Today we’re presenting our midterm, yey! The project was made with Oscar and Rafa
The idea of this post is to document the process, and explain some of the code.
First, a video showing what’s about:
We have a ‘punching bag’ (right now just a backpack), that when it’s hit it triggers relaxing music.
Concept documentation
The concept didn’t change much from the previous step, so reading that post may help.
Workflow
1. Punching bag moves
2. Accelerometer attached in bag detects acceleration
3. Arduino receives accelerometer values
4. Arduino sends serial data
5. Pure data receives serial data
6. Pure data triggers MIDI notes based on data
7. Ableton plays music based on the midi notes received
Arduino code
void setup()
{
// initialize the serial communications:
Serial.begin(9600);
int i;
for(i = 0; i < 100; i++){
avgX += analogRead(A0);
avgY += analogRead(A1);
}
avgX = avgX / i;
avgY = avgY / i;
}
As explained in another post, we do a calibration for the accelerometer in the setup() phase. This way, avgX and avgY end up storing the still values for the speed components.
void loop()
{
vx = map(analogRead(A0) - avgX, minv, maxv, 0, 255);
vy = map(analogRead(A1) - avgY, minv, maxv, 0, 255);
if(abs(vx - oldx) > threshold || abs(vy - oldy) > threshold) {
vx = vx != 127 ? vx : 128; //we avoid submitting 127
vy = vy != 127 ? vy : 128; //we avoid submitting 127
Serial.write(vx);
Serial.write(vy);
oldx = vx;
oldy = vy;
delay(200);
}
}
analogRead() – avg gives the calibrated value.
Then, we scale that value between 0 and 255 to fit in a byte.
maxv and minv are the maximum and minimum values obtained by the accelerometer, after calibration. These values were obtained empirically. For the accelerometer used, they are 550 and -550 respectively.

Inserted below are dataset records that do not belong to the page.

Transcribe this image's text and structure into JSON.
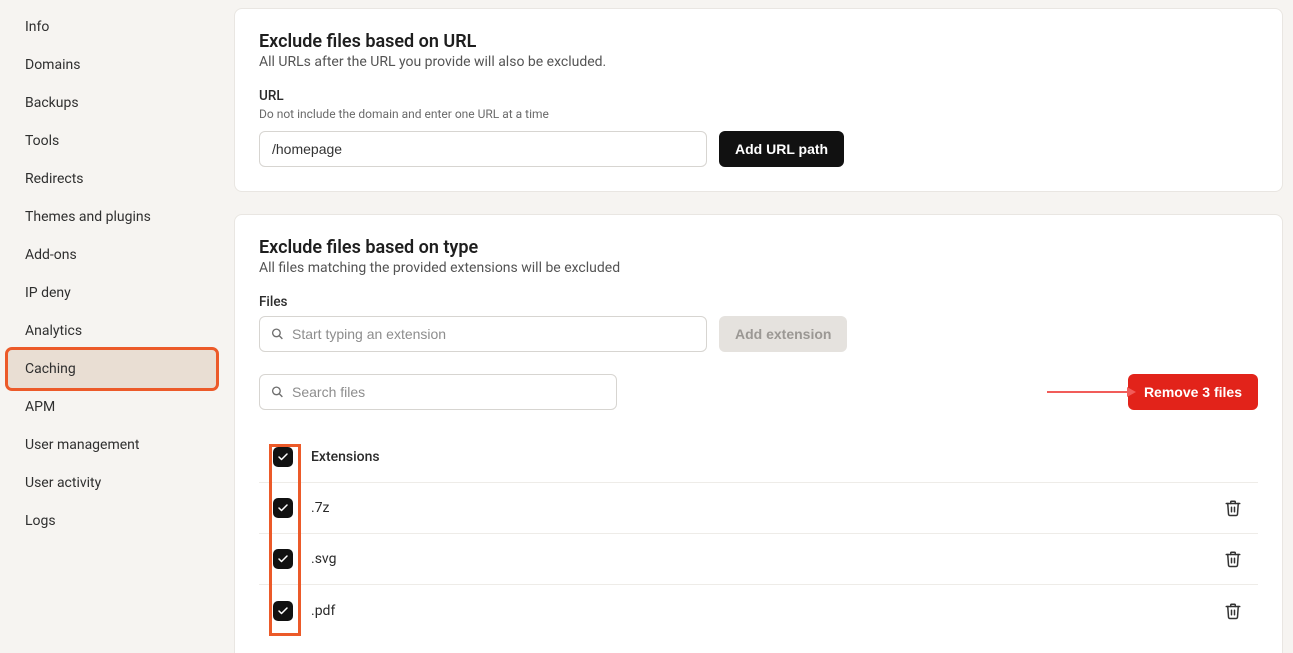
{
  "sidebar": {
    "items": [
      {
        "label": "Info"
      },
      {
        "label": "Domains"
      },
      {
        "label": "Backups"
      },
      {
        "label": "Tools"
      },
      {
        "label": "Redirects"
      },
      {
        "label": "Themes and plugins"
      },
      {
        "label": "Add-ons"
      },
      {
        "label": "IP deny"
      },
      {
        "label": "Analytics"
      },
      {
        "label": "Caching"
      },
      {
        "label": "APM"
      },
      {
        "label": "User management"
      },
      {
        "label": "User activity"
      },
      {
        "label": "Logs"
      }
    ],
    "active_index": 9
  },
  "url_panel": {
    "title": "Exclude files based on URL",
    "subtitle": "All URLs after the URL you provide will also be excluded.",
    "field_label": "URL",
    "field_hint": "Do not include the domain and enter one URL at a time",
    "input_value": "/homepage",
    "button": "Add URL path"
  },
  "type_panel": {
    "title": "Exclude files based on type",
    "subtitle": "All files matching the provided extensions will be excluded",
    "field_label": "Files",
    "add_input_placeholder": "Start typing an extension",
    "add_button": "Add extension",
    "search_placeholder": "Search files",
    "remove_button": "Remove 3 files",
    "header": "Extensions",
    "rows": [
      {
        "ext": ".7z"
      },
      {
        "ext": ".svg"
      },
      {
        "ext": ".pdf"
      }
    ]
  }
}
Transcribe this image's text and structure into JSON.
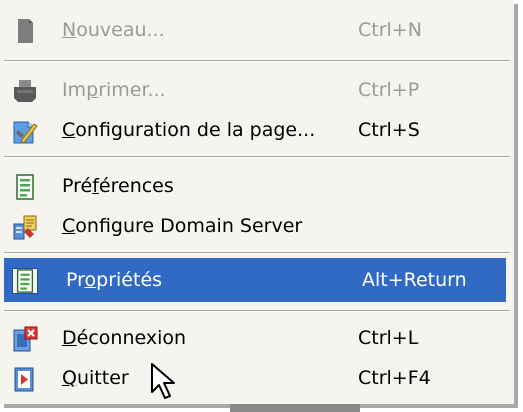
{
  "menu": {
    "items": [
      {
        "pre": "",
        "mn": "N",
        "post": "ouveau...",
        "shortcut": "Ctrl+N",
        "icon": "document-gray-icon",
        "state": "disabled"
      },
      {
        "pre": "Im",
        "mn": "p",
        "post": "rimer...",
        "shortcut": "Ctrl+P",
        "icon": "printer-gray-icon",
        "state": "disabled"
      },
      {
        "pre": "",
        "mn": "C",
        "post": "onfiguration de la page...",
        "shortcut": "Ctrl+S",
        "icon": "page-setup-icon",
        "state": "normal"
      },
      {
        "pre": "Pré",
        "mn": "f",
        "post": "érences",
        "shortcut": "",
        "icon": "preferences-icon",
        "state": "normal"
      },
      {
        "pre": "",
        "mn": "C",
        "post": "onfigure Domain Server",
        "shortcut": "",
        "icon": "domain-server-icon",
        "state": "normal"
      },
      {
        "pre": "Pr",
        "mn": "o",
        "post": "priétés",
        "shortcut": "Alt+Return",
        "icon": "properties-icon",
        "state": "highlighted"
      },
      {
        "pre": "",
        "mn": "D",
        "post": "éconnexion",
        "shortcut": "Ctrl+L",
        "icon": "logout-icon",
        "state": "normal"
      },
      {
        "pre": "",
        "mn": "Q",
        "post": "uitter",
        "shortcut": "Ctrl+F4",
        "icon": "exit-icon",
        "state": "normal"
      }
    ]
  },
  "colors": {
    "menu_background": "#f5f4ee",
    "highlight": "#316ac5",
    "disabled_text": "#9a9a9a",
    "separator": "#a7a6aa"
  }
}
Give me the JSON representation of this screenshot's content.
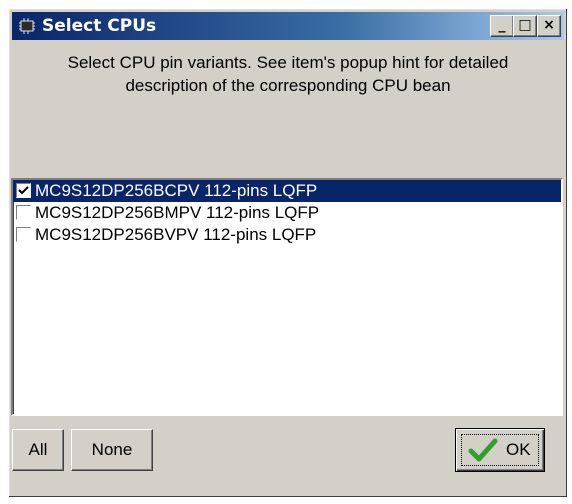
{
  "window": {
    "title": "Select CPUs",
    "min_glyph": "_",
    "max_glyph": "□",
    "close_glyph": "×"
  },
  "description": {
    "line1": "Select CPU pin variants. See item's popup hint for detailed",
    "line2": "description of the corresponding CPU bean"
  },
  "list": {
    "items": [
      {
        "label": "MC9S12DP256BCPV 112-pins LQFP",
        "checked": true,
        "selected": true
      },
      {
        "label": "MC9S12DP256BMPV 112-pins LQFP",
        "checked": false,
        "selected": false
      },
      {
        "label": "MC9S12DP256BVPV 112-pins LQFP",
        "checked": false,
        "selected": false
      }
    ]
  },
  "buttons": {
    "all": "All",
    "none": "None",
    "ok": "OK"
  },
  "colors": {
    "selection": "#0a246a",
    "ok_check": "#2ea02e"
  }
}
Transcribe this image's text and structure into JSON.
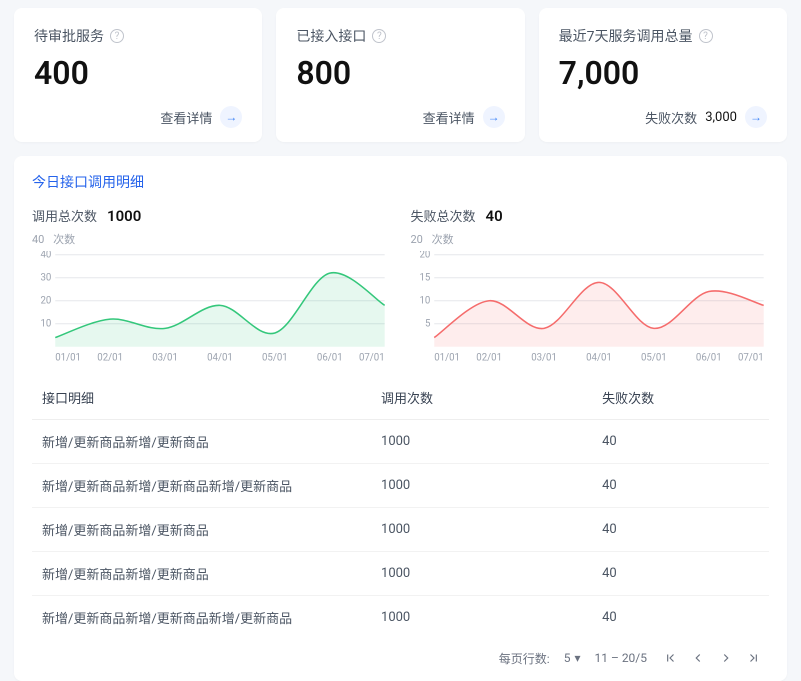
{
  "cards": [
    {
      "title": "待审批服务",
      "value": "400",
      "link_label": "查看详情"
    },
    {
      "title": "已接入接口",
      "value": "800",
      "link_label": "查看详情"
    },
    {
      "title": "最近7天服务调用总量",
      "value": "7,000",
      "fail_label": "失败次数",
      "fail_value": "3,000"
    }
  ],
  "panel_title": "今日接口调用明细",
  "chart1": {
    "label": "调用总次数",
    "value": "1000",
    "unit": "次数",
    "ymax": "40",
    "color": "#34c77b"
  },
  "chart2": {
    "label": "失败总次数",
    "value": "40",
    "unit": "次数",
    "ymax": "20",
    "color": "#f56c6c"
  },
  "chart_data": [
    {
      "type": "area",
      "title": "调用总次数",
      "x": [
        "01/01",
        "02/01",
        "03/01",
        "04/01",
        "05/01",
        "06/01",
        "07/01"
      ],
      "y": [
        4,
        12,
        8,
        18,
        6,
        32,
        18
      ],
      "ylabel": "次数",
      "ylim": [
        0,
        40
      ],
      "yticks": [
        10,
        20,
        30,
        40
      ],
      "color": "#34c77b"
    },
    {
      "type": "area",
      "title": "失败总次数",
      "x": [
        "01/01",
        "02/01",
        "03/01",
        "04/01",
        "05/01",
        "06/01",
        "07/01"
      ],
      "y": [
        2,
        10,
        4,
        14,
        4,
        12,
        9
      ],
      "ylabel": "次数",
      "ylim": [
        0,
        20
      ],
      "yticks": [
        5,
        10,
        15,
        20
      ],
      "color": "#f56c6c"
    }
  ],
  "table": {
    "columns": [
      "接口明细",
      "调用次数",
      "失败次数"
    ],
    "rows": [
      [
        "新增/更新商品新增/更新商品",
        "1000",
        "40"
      ],
      [
        "新增/更新商品新增/更新商品新增/更新商品",
        "1000",
        "40"
      ],
      [
        "新增/更新商品新增/更新商品",
        "1000",
        "40"
      ],
      [
        "新增/更新商品新增/更新商品",
        "1000",
        "40"
      ],
      [
        "新增/更新商品新增/更新商品新增/更新商品",
        "1000",
        "40"
      ]
    ]
  },
  "pagination": {
    "rows_label": "每页行数:",
    "page_size": "5",
    "range": "11 – 20/5"
  }
}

We only write data into serial if the new values from the accelerometer are different enough from the old values sent (the if condition:
abs(vx – oldx) > threshold || abs(vy – oldy) > threshold). This is to avoid playing music sounds because of oscillation, and also to achieve that each punch should only trigger few times a new sound. If we don’t do this, the noteout command from PD overwrites the previous one. That clearly cannot happen at every loop
We never submit 127 because that is 0 speed, and in our PD patch we need the speeds to be always != 0.
Lastly, we update the old values with the ones just sent.
Pure data (PD)

The comport command listens to serial communication on the port specified on the open command above it.
Then, we unpack the two values (vx and vy), and we substract 127, because a value received is between 0 and 255 but speed can go both ways, so actually the middle value is the no speed (that’s why in arduino we never send 127).
With these values, then, we will generate the 8 possible chords played. The chord played is based on the relation between vx and vy: vx / vy. With this (and based on if they are positive or negative), we divided the plane in 8 regions. All the right part of the sketch is arithmetic to determine which chord to play.
The amount of speed is used to set the velocity of the note (MIME protocol). The amount of speed is determined by sqrt(vxˆ2 + vy^2). We divide this value by 2 to make it fit in a byte.
Lastly, the noteout command sends the note to the channel specified.